The SolarWinds software helps organizations monitor what’s going on inside their networks: where users log in, what kind of traffic is flowing and so on. According to a FireEye research report, malicious elements were introduced into software updates for SolarWinds products. The company said these were released between March and June. Hacking may have been targeted because manual intervention was required, but a state actor has the resources to cover quite a bit of ground.

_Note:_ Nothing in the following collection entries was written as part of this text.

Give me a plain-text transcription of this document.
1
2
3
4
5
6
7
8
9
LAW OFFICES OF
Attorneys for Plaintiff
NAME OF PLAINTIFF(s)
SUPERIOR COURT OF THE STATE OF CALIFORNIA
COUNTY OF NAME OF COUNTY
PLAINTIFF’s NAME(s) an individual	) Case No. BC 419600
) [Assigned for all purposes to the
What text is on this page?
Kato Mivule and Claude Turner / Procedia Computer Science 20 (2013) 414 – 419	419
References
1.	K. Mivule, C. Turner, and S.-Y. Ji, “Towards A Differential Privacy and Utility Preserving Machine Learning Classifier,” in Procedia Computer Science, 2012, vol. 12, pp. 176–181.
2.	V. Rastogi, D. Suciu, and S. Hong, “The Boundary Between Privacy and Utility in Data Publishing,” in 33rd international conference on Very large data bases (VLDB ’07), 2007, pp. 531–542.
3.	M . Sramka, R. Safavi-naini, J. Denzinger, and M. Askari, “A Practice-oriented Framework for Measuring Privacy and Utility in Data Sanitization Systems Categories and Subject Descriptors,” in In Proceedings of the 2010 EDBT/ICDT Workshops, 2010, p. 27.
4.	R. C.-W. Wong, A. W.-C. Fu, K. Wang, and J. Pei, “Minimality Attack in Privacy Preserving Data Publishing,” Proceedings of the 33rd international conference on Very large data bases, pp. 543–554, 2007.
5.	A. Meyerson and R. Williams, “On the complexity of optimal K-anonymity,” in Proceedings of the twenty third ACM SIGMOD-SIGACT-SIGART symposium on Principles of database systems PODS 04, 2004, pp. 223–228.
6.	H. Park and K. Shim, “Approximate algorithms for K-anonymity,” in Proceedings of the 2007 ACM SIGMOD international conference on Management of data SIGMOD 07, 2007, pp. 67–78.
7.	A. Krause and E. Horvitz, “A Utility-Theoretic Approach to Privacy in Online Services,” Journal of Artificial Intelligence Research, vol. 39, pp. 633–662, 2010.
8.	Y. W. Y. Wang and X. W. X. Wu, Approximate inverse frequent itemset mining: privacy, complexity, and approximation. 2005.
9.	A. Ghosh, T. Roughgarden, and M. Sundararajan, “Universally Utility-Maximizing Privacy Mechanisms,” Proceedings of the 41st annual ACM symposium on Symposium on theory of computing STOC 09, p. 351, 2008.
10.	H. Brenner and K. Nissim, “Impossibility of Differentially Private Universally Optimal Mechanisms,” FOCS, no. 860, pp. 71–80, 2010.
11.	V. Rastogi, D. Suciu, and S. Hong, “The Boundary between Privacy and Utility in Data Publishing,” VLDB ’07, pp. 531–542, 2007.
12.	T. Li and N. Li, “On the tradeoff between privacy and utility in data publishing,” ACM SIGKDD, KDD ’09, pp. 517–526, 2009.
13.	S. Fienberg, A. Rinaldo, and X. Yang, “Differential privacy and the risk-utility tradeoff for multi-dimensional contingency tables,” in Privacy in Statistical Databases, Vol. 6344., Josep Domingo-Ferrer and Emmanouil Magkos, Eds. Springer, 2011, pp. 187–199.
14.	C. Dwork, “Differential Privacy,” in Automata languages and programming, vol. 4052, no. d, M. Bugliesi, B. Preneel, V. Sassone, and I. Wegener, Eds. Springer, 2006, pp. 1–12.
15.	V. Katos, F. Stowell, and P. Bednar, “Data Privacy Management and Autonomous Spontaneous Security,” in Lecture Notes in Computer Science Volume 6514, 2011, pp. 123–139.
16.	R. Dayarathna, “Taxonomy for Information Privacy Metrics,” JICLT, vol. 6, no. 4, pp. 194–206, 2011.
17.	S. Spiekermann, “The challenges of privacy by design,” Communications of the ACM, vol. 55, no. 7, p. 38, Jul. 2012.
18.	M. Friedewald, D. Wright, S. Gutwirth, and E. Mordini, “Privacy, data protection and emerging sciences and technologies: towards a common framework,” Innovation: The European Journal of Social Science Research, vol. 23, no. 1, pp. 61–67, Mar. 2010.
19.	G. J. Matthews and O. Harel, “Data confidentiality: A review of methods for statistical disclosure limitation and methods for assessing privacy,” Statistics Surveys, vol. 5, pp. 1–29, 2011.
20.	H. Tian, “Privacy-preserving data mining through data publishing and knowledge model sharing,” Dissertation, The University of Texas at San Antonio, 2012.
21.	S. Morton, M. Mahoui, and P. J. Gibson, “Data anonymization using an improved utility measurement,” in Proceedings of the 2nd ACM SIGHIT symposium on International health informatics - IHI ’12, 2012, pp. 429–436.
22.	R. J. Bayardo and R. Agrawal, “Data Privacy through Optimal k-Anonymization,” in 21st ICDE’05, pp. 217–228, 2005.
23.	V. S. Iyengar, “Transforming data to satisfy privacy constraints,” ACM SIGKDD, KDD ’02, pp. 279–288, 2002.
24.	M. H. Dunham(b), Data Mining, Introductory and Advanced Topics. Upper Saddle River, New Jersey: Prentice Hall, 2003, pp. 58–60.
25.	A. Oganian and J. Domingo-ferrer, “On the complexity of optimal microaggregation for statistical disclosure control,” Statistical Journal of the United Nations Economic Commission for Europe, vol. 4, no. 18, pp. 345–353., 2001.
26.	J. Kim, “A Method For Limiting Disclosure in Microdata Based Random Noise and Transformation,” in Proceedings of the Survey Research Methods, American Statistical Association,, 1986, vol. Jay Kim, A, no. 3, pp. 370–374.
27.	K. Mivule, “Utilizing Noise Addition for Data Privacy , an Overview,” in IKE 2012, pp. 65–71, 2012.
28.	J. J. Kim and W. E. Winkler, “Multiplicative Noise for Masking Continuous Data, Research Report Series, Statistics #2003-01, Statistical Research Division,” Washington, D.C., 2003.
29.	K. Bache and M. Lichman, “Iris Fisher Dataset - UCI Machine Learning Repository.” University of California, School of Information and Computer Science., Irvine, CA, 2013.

The latest intrusion, in which Russia denies involvement despite reports to the contrary, came to light last week when cybersecurity outfit FireEye said it had been hacked itself. Over the weekend, it became clear problems could be far wider and email traffic at the U.S. Treasury and the Commerce Department may have been monitored for months, according to Reuters.
It’s an embarrassing-looking incident for SolarWinds, worth $7.4 billion at Friday’s market closing price. The stock fell more than 10% in morning trade on Monday. But it’s a bigger deal for those who turn out to have been affected. SolarWinds says its customers include all five branches of the U.S. armed forces, hundreds of the biggest companies, top auditing firms and more.
The attention of the public, governments and corporate boards has been absorbed all year by the massive demands of the Covid-19 pandemic. Hackers, though, have seized the moment, with episodes of ransomware, for example, surging this year according to news reports.
It’s a rude reminder for company directors that if they’ve diverted attention to Covid-19, they had better return to cybersecurity pronto. It’s also potentially a big problem for Biden’s incoming administration in Washington. On top of managing the coronavirus response, it means the politically toxic mix of hacking, Russia and sensitive emails could be back on the agenda.